Short Film Review: The Smell of Coffee (2020)


Of all possible experiences that are shared among all, love and grief are two that constantly pull us back to our sense of humanity. Although different in details and vast in intentions, they are emotions that never fail to raise questions throughout our existence.

I suppose it is their elusiveness that constantly beckons us to go in search for them, and their presence that holds us together, reminding us what binds us to others.

After all, no man is an island. Right?

-

Directed, written and edited by Nishok Nishok, The Smell of Coffee is a short film that gentle guides your attention through the eyes of a young boy. In the film, Raga accompanies his grandmother in the wake of his grandfather's passing.

Filmed in a fading apartment, the imagery has a sense of familiarity and comfort. White square tiles on walls, a simple dining table in the kitchen and a bathroom just wide enough for two. The ambience  is soothing, like a lullaby with the apartment's stillness and washed out colours.

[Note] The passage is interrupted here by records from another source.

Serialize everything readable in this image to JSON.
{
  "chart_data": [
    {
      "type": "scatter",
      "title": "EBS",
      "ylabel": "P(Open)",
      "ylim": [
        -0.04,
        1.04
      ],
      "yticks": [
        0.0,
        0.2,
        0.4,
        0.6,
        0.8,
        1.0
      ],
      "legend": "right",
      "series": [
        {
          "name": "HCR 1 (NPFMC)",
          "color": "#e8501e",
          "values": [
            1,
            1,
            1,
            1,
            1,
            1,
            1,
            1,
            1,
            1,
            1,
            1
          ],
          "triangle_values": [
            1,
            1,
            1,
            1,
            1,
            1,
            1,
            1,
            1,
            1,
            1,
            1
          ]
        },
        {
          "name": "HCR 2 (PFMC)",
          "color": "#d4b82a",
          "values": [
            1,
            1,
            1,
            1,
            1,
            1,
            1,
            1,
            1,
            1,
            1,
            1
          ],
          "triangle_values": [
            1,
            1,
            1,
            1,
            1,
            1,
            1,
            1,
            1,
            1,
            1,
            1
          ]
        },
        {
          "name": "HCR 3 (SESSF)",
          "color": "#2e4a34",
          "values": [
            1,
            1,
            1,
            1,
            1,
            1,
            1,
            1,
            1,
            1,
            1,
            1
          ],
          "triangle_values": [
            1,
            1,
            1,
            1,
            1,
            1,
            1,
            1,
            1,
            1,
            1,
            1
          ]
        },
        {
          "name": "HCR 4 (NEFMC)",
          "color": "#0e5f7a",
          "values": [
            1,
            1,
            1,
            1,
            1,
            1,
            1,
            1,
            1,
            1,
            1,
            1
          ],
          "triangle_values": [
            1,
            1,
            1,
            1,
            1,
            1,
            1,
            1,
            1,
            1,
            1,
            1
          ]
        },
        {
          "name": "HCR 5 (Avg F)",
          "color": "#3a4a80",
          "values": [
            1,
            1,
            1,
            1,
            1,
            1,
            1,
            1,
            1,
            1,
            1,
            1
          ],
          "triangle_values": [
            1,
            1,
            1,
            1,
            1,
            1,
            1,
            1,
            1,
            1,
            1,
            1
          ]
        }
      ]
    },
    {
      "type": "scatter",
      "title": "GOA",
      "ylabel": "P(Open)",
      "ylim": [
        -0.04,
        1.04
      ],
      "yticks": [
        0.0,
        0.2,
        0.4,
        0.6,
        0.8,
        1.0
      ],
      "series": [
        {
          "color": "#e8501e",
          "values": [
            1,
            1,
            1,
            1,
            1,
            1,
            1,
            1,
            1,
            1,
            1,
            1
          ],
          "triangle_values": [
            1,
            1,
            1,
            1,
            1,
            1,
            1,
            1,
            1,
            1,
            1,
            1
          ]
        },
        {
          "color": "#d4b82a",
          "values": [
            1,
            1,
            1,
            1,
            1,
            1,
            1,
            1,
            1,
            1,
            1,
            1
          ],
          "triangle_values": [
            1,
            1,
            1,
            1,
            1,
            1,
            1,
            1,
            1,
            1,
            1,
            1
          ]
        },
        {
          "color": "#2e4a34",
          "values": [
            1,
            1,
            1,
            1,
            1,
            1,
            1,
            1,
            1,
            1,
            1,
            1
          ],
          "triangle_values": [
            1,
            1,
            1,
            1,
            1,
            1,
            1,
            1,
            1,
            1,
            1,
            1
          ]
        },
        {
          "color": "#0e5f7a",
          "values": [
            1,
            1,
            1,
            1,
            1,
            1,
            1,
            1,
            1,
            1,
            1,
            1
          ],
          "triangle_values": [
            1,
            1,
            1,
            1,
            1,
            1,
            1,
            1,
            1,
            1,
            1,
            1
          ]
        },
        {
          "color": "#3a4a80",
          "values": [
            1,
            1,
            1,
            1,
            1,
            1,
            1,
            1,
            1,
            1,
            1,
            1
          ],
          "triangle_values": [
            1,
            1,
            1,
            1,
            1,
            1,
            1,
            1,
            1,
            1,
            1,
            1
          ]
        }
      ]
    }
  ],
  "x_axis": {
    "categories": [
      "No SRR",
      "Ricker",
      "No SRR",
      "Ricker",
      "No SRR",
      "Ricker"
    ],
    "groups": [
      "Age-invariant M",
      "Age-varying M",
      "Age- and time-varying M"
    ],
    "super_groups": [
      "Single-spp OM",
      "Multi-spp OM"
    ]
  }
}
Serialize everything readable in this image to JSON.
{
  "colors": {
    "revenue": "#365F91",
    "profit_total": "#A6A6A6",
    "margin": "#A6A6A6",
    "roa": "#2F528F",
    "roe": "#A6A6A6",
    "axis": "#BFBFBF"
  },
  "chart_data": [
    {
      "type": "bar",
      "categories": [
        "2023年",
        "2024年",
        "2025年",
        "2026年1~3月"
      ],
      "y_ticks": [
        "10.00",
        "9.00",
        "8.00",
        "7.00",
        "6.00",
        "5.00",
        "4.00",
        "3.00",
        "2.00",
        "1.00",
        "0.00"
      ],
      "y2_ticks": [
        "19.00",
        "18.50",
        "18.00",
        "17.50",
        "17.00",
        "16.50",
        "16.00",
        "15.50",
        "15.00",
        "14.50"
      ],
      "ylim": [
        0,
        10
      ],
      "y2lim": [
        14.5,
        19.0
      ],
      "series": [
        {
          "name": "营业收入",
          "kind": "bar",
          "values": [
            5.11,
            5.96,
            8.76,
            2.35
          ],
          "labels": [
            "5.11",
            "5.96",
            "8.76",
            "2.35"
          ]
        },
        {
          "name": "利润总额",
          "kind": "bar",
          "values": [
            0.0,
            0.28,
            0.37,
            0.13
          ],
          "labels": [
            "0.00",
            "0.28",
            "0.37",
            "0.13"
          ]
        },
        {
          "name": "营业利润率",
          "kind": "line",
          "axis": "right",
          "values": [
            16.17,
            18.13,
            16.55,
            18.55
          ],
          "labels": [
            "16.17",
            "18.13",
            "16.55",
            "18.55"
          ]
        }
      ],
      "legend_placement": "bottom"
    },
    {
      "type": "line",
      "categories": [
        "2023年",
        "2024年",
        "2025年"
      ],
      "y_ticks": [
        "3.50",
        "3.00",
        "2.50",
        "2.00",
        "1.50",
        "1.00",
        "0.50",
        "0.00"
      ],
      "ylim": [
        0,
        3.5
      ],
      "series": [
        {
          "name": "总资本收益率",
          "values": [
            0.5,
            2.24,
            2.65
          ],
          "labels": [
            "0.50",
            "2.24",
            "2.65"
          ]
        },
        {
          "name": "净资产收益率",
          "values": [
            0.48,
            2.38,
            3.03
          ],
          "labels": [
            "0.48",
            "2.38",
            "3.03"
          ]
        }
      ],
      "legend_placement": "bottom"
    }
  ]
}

Although the items are anything but alive, it is almost as if you can feel their breathing. Your eyes  focus on the tiny ants trying to carry forgotten biscuit crumbs home. Your ears listen to the rhythmic dripping of a loose water tap. Your fingers almost touching your smooth face as Raga mimics the shaving of a non-existent beard.

The young boy is a wonder that piques one's curiosity as well. His wide eyes are perplexed and confused by his late-grandfather's absence. At the same time, he exudes an innocence that adults can only yearn for.
He asks questions that seem to have no answers, while carrying on with living his days in a carefree manner. With careful gestures, he explores the house with light steps. He is the keen observer of the apartment's stillness and the comfort of his grandmother.

He orbits around her stillness.

Trying to carry the burden of grief in silence, the grandmother draws most of the attention whenever she appears. Seemingly stoic, she carries on with her chores and takes care of Raga. She holds her tongue, never speaking about the passing of her partner, as if giving it a voice will provide a finality she is not ready to accept.

However, as the film moves on, her demeanour starts to soften.

Her biscuits sit untouched on her plate, while her hands remain unmoving and her eyes stare blankly at the wall in front. Her gaze starts to waver.

Tears only ever come when she believes that she is alone, out of the sight of young Raga.

Slowly, as things start disappearing out of sight—such as ironed clothes—does she start to unravel in the newfound emptiness and the overwhelming sensation of it all.

Together with the well-paced shots, the emotional journey or discovery of both persons are visually satisfying. From their differences in age and understanding, you experience the various reactions within the comfort of a familiar apartment.

The Smell of Coffee, truly, is a short film about the bittersweet nature of life, and a simple ode to the love and grief we all carry throughout our lives.



-

The Smell of Coffee world premiered at the 66th International Short Film Festival Oberhausen - Children's and Youth Film Competition, which was held 13-18 May 2020.